By MICHAEL KUNZELMAN
Published June 06, 2017
Court officials in a Louisiana community often hold poor people in jail for months just because they can't afford bail, a federal lawsuit claims.
Civil rights lawyers are suing the sheriff who oversees the Lafayette Parish jail, a state judge and another court official responsible for setting bail amounts for people arrested in Lafayette, Vermilion and Acadia parishes. The class action accuses them of running a "wealth-based detention scheme" that violates the constitutional rights of impoverished people.
"Many of the 1,099 people detained pretrial in the Lafayette Parish Jail would be immediately released if they could deposit enough money," the suit says.
Attorneys from the Roderick & Solange MacArthur Justice Center and the Civil Rights Corps filed the class action Monday on behalf of a man arrested Saturday on a theft charge. Edward Little's suit says he lives on a farm in Carencro with his wife and their two children, earning a modest living by collecting, refurbishing and selling items over the internet. His family can't afford to pay $375 to a for-profit bonding agent, the suit says.
Similar wealth-based bail practices are being challenged in court in other states, including Alabama, Georgia, Mississippi and Texas, said Eric Foley, one of Little's lawyers.
"This is a problem nationwide," he said.
The three defendants — Lafayette Parish Sheriff Mark Garber, Judge Kristian Earles and Lafayette court Commissioner Thomas Frederick — didn't immediately respond to calls seeking comment Tuesday.
The suit says Frederick presides over initial court hearings that typically last just 25 to 30 seconds for people arrested in the district, and refuses to address conditions of release. "People who cannot afford to pay predetermined amounts of money unrelated to their actual financial resources often spend months in jail awaiting the disposition of their cases. They are all presumed innocent," the suit says.
The suit seeks a court order permanently barring officials at the state's 15th Judicial District Court from using bail money to detain anyone without inquiring about their ability to pay the set amount or considering "non-financial alternative conditions of release."
Lawyers from the MacArthur Justice Center have filed similar lawsuits in two other Louisiana parishes.

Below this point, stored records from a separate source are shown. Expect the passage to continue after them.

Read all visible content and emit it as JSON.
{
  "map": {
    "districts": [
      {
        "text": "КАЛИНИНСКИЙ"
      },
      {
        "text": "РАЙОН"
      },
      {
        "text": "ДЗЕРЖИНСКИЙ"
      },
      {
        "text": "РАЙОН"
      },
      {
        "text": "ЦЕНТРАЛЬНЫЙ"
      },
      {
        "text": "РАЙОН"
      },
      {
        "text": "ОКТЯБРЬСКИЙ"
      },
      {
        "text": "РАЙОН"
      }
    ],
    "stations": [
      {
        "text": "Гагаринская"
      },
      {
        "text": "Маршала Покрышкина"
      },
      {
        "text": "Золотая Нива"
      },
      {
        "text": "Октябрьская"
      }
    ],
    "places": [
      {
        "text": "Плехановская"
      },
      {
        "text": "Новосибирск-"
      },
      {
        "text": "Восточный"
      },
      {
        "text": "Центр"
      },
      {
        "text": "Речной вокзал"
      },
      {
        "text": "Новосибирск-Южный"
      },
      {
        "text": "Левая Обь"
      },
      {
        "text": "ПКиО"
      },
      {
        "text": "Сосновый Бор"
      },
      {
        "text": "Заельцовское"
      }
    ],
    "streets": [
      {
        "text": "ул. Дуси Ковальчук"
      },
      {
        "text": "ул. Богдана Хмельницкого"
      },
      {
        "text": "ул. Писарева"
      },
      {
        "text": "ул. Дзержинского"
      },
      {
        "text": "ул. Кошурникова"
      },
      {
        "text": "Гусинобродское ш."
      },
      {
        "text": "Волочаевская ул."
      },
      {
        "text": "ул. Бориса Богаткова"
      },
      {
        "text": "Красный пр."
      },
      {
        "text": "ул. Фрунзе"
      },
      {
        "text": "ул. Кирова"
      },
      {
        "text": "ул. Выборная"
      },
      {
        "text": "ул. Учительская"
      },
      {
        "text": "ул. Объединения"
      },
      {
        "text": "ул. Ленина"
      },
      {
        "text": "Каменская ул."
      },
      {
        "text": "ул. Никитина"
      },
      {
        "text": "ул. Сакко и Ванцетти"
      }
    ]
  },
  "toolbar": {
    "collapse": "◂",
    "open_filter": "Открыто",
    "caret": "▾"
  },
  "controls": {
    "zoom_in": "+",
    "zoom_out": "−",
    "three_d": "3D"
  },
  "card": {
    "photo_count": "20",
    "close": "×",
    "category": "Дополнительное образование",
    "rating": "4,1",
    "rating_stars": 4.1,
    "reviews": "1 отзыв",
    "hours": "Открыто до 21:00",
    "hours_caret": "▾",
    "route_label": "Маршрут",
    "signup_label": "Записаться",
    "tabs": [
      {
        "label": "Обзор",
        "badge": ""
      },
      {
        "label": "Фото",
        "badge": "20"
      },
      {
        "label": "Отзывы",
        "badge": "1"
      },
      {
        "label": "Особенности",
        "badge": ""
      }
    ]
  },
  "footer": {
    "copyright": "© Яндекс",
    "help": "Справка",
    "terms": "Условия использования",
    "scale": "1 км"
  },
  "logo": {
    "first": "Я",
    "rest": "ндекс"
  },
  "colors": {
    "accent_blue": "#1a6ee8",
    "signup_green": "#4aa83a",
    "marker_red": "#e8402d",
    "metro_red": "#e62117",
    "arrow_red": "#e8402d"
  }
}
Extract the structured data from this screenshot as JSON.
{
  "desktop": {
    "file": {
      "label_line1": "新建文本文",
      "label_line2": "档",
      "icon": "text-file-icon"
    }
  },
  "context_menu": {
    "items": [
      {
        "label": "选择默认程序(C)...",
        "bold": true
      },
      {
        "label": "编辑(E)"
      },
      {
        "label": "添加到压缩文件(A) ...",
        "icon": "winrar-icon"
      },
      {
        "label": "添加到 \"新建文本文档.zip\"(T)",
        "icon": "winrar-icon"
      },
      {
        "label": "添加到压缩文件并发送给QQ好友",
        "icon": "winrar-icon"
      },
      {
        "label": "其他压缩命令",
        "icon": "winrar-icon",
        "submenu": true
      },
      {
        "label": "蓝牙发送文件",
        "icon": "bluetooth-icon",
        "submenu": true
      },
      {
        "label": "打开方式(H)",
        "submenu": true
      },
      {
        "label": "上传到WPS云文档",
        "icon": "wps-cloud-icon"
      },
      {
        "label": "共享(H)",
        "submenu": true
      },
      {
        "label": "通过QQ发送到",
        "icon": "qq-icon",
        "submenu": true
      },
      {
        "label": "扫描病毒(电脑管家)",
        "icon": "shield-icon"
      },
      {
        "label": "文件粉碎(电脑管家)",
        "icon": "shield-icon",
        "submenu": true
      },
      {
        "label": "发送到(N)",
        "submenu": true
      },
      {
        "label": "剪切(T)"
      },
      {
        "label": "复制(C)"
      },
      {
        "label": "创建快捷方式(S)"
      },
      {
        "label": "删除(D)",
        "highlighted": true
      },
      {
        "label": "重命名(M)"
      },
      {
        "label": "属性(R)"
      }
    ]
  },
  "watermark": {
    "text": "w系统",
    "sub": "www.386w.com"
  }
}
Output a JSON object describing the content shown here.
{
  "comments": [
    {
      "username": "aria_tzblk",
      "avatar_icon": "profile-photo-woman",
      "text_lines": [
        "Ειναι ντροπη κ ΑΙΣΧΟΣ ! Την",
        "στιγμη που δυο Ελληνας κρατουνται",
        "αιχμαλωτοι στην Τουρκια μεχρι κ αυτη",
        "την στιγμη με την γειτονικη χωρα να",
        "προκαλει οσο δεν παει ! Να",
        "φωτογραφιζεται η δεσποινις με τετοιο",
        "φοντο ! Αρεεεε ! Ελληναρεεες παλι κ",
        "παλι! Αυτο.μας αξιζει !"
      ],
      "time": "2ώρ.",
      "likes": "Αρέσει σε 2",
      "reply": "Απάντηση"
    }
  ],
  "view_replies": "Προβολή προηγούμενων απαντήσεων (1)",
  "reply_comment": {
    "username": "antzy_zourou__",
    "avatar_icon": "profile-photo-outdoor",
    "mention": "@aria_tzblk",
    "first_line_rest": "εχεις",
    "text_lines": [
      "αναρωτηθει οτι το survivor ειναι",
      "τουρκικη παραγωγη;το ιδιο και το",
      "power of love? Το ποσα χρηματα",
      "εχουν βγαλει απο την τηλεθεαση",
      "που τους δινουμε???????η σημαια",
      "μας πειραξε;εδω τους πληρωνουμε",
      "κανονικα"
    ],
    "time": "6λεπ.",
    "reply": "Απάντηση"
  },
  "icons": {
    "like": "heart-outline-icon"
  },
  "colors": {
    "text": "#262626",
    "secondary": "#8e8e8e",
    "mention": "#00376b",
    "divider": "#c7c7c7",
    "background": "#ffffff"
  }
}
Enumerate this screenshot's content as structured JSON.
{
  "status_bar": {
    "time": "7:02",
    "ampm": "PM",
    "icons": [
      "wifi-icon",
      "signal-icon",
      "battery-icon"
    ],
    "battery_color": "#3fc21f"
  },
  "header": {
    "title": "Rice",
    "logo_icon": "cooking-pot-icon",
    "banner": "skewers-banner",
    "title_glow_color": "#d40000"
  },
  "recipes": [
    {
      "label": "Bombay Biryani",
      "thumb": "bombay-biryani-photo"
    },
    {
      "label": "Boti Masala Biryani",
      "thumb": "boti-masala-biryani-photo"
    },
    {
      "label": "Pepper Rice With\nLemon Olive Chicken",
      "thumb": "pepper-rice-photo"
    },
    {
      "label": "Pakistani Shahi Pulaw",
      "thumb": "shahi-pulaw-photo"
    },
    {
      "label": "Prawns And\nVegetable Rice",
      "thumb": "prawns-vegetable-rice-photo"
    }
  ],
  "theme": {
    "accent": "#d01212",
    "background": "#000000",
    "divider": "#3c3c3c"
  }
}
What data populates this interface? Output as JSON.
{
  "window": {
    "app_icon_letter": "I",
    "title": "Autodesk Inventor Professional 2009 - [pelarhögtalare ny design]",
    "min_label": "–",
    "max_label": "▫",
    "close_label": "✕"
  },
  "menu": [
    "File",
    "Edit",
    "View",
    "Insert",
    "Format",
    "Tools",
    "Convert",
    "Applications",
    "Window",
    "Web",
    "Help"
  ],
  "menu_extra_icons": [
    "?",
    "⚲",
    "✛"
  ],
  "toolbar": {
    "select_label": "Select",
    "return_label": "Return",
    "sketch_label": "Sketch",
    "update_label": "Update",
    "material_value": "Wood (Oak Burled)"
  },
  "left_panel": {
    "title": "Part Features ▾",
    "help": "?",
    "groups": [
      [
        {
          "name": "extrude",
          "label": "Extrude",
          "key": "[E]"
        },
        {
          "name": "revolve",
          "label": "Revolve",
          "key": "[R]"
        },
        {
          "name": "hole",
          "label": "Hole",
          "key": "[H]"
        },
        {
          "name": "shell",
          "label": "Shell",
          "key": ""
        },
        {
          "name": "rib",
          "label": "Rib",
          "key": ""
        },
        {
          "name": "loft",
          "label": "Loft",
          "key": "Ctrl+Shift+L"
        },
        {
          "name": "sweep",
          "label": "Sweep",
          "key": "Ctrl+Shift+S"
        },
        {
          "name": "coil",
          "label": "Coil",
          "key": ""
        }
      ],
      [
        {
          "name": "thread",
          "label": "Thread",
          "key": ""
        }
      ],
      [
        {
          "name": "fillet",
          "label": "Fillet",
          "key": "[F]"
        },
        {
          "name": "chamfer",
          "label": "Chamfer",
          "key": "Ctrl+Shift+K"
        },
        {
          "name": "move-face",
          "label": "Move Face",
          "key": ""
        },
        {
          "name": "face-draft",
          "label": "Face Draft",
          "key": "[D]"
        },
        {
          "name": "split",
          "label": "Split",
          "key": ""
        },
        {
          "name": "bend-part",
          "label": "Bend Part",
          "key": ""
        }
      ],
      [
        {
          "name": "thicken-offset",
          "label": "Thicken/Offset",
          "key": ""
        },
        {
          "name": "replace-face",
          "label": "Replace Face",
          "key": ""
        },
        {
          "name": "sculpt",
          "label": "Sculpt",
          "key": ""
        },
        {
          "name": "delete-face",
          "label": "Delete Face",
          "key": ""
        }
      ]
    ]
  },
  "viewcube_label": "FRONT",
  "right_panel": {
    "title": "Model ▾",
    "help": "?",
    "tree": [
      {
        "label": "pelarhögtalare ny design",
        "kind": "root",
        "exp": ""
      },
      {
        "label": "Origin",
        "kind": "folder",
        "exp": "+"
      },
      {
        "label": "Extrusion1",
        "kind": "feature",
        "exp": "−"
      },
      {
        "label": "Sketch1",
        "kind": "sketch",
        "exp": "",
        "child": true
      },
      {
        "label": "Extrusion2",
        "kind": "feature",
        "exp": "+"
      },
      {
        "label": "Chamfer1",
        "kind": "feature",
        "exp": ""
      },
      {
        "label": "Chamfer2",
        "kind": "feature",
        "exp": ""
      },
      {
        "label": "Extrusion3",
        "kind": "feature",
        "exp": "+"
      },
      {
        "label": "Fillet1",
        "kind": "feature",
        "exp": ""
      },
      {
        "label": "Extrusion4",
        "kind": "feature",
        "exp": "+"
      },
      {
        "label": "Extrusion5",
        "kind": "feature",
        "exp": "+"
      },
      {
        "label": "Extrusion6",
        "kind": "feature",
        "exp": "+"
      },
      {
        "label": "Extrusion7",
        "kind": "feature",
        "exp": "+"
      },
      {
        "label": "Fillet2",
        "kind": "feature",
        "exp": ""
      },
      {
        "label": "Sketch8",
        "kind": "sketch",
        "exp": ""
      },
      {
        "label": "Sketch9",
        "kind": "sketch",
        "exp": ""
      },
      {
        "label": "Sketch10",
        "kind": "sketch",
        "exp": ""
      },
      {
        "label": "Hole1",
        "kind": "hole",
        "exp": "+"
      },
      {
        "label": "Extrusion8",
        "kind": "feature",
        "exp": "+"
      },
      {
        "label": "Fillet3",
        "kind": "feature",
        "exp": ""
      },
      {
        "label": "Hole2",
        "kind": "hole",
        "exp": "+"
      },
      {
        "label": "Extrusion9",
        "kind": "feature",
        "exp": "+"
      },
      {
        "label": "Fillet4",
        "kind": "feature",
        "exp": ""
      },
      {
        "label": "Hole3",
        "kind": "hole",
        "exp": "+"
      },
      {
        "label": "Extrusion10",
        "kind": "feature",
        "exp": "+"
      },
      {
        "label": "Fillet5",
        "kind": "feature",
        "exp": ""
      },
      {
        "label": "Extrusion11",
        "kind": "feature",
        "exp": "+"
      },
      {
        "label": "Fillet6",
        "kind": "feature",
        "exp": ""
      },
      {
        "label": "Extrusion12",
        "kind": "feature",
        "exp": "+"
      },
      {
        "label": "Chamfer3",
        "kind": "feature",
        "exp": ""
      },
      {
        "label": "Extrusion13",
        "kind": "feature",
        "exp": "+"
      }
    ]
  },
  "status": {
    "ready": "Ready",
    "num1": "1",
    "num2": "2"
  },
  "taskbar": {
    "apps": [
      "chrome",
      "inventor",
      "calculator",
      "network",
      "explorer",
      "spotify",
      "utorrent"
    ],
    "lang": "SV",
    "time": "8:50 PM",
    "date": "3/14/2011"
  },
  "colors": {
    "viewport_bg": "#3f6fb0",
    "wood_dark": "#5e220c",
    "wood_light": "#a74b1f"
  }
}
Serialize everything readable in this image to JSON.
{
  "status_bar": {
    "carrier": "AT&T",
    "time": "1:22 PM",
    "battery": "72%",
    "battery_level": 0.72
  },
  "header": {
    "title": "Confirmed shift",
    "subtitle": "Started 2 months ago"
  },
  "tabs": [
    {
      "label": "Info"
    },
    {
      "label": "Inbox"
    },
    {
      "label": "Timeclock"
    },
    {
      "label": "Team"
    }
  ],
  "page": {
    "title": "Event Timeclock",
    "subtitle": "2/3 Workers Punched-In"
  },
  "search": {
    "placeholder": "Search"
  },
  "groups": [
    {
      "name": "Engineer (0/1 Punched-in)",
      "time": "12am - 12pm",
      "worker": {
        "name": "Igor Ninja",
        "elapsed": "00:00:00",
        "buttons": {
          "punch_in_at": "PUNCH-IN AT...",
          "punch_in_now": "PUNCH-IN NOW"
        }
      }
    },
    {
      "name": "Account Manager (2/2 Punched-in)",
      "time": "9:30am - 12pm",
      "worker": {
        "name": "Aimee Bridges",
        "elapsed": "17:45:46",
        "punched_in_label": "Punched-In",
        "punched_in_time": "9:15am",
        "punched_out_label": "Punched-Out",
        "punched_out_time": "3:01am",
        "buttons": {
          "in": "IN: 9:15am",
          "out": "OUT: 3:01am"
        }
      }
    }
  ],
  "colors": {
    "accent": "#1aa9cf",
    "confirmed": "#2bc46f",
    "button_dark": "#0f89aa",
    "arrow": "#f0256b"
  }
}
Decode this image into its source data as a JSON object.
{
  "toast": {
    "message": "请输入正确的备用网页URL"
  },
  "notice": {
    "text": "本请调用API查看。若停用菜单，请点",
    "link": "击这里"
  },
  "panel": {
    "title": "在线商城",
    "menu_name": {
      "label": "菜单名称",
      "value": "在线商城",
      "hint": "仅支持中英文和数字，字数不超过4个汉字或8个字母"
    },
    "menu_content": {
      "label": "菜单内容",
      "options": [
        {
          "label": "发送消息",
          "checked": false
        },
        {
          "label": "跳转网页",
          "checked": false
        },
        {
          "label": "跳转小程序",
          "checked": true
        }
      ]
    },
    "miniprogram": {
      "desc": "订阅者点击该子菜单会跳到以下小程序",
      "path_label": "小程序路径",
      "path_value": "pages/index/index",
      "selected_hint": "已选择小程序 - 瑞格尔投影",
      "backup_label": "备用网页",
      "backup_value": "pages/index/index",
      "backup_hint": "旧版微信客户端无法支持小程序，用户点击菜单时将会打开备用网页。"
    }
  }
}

A suit filed in March accuses Bossier Parish court officials of discriminating against poor people whose bail is automatically set under a fixed schedule following their arrests on minor criminal charges. In September 2015, a settlement resolved a class action that accused Ascension Parish of operating an unlawful, generic "bail schedule" that jailed poor people for up to three days without seeing a judge.